Rom-anzi

Pescara, i rom hanno paura

Sergio Bontempelli - 17 Marzo 2014

 

scritta-pauraNazzareno Guarnieri, della Fondazione Romanì, lancia l’allarme: in Abruzzo episodi preoccupanti di discriminazione, anche istituzionale

Nazzareno Guarnieri è uno degli attivisti rom più conosciuti in Italia. Viene dall’Abruzzo, regione dove la presenza rom ha caratteristiche peculiari, diverse da quelle che si registrano altrove: anzi, se vogliamo dirla tutta, è proprio facendo una scappata in Abruzzo che si possono sfatare gran parte dei pregiudizi sui cosiddetti “zingari”.

Già, perché qui i rom non abitano – e non hanno mai abitato – nei “campi nomadi”. Non vivono nelle baracche, non dormono nelle roulotte, non affollano le piazzole degli insediamenti di periferia. Tutte le famiglie vivono in casa, e se vuoi andarle a trovare devi suonare il campanello di qualche palazzo in cemento armato. Tra l’altro su quel campanello, quasi sempre, non si troverà un cognome dal sapore “esotico” – magari di origine slava, o rumena – ma uno italiano, italianissimo. Come Guarnieri, appunto. Perché in Abruzzo – dicono le statistiche più aggiornate – l’80% dei rom ha la cittadinanza, e ce l’ha da generazioni: si tratta di famiglie “autoctone” a tutti gli effetti.
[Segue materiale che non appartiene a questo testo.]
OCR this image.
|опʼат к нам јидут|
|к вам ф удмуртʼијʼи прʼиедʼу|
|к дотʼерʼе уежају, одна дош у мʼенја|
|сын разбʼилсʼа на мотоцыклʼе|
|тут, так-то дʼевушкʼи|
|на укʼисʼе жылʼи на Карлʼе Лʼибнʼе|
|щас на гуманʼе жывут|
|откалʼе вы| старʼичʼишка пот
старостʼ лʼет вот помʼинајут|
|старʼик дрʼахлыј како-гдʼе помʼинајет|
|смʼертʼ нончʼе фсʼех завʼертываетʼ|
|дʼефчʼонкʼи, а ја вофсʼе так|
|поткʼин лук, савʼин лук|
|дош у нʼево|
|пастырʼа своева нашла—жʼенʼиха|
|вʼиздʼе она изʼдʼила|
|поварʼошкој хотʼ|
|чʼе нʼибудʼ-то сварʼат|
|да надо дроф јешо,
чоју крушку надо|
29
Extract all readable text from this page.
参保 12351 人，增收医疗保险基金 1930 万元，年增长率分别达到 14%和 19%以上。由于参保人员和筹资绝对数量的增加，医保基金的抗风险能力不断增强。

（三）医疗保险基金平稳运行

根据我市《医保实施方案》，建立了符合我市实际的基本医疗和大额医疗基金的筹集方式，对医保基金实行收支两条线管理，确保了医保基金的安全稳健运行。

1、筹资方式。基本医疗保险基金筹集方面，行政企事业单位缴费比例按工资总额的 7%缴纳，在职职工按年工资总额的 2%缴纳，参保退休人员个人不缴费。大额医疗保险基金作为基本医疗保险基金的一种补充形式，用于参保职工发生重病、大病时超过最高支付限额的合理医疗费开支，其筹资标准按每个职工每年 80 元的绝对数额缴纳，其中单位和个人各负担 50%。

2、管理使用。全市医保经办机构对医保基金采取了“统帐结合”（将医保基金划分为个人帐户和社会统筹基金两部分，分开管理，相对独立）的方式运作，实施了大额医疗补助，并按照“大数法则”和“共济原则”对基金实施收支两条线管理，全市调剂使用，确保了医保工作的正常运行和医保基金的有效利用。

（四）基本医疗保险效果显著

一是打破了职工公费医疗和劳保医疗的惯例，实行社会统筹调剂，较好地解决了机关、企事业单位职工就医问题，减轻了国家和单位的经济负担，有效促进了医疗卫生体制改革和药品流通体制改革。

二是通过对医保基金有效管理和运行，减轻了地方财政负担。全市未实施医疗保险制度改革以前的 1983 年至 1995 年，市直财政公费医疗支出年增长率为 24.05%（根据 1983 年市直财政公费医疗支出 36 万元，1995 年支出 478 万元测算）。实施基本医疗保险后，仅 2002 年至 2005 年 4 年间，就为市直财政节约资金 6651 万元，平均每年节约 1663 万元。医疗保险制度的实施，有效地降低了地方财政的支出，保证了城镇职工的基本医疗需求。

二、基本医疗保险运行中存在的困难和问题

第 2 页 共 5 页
Eppure, le discriminazioni esistono anche qui. Perché il razzismo non dipende dal colore della pelle, non colpisce (solo) le minoranze straniere, e ha poco a che fare con la “diversità”, checché se ne dica. Ma questo è un altro discorso, e sarà meglio non divagare: le cose che ci deve raccontare Nazzareno Guarnieri sono già abbastanza delicate e complesse, e vale la pena di restare sul punto. Lo storico animatore della Fondazione Romanì è preoccupato – molto preoccupato – per quel che sta accadendo nella sua Pescara. E per la verità non è l’unico: qui, in Abruzzo, ad essere in ansia è l’intera minoranza rom. «C’è un clima molto teso nella nostra comunità. Con la Fondazione Romanì, e con l’Associazione Rom Sinti e Politica che opera a Pescara, stiamo visitando quasi quotidianamente le famiglie, facciamo riunioni e assemblee un po’ con tutti. E registriamo un clima di grande angoscia, dettato dai fatti delle ultime settimane».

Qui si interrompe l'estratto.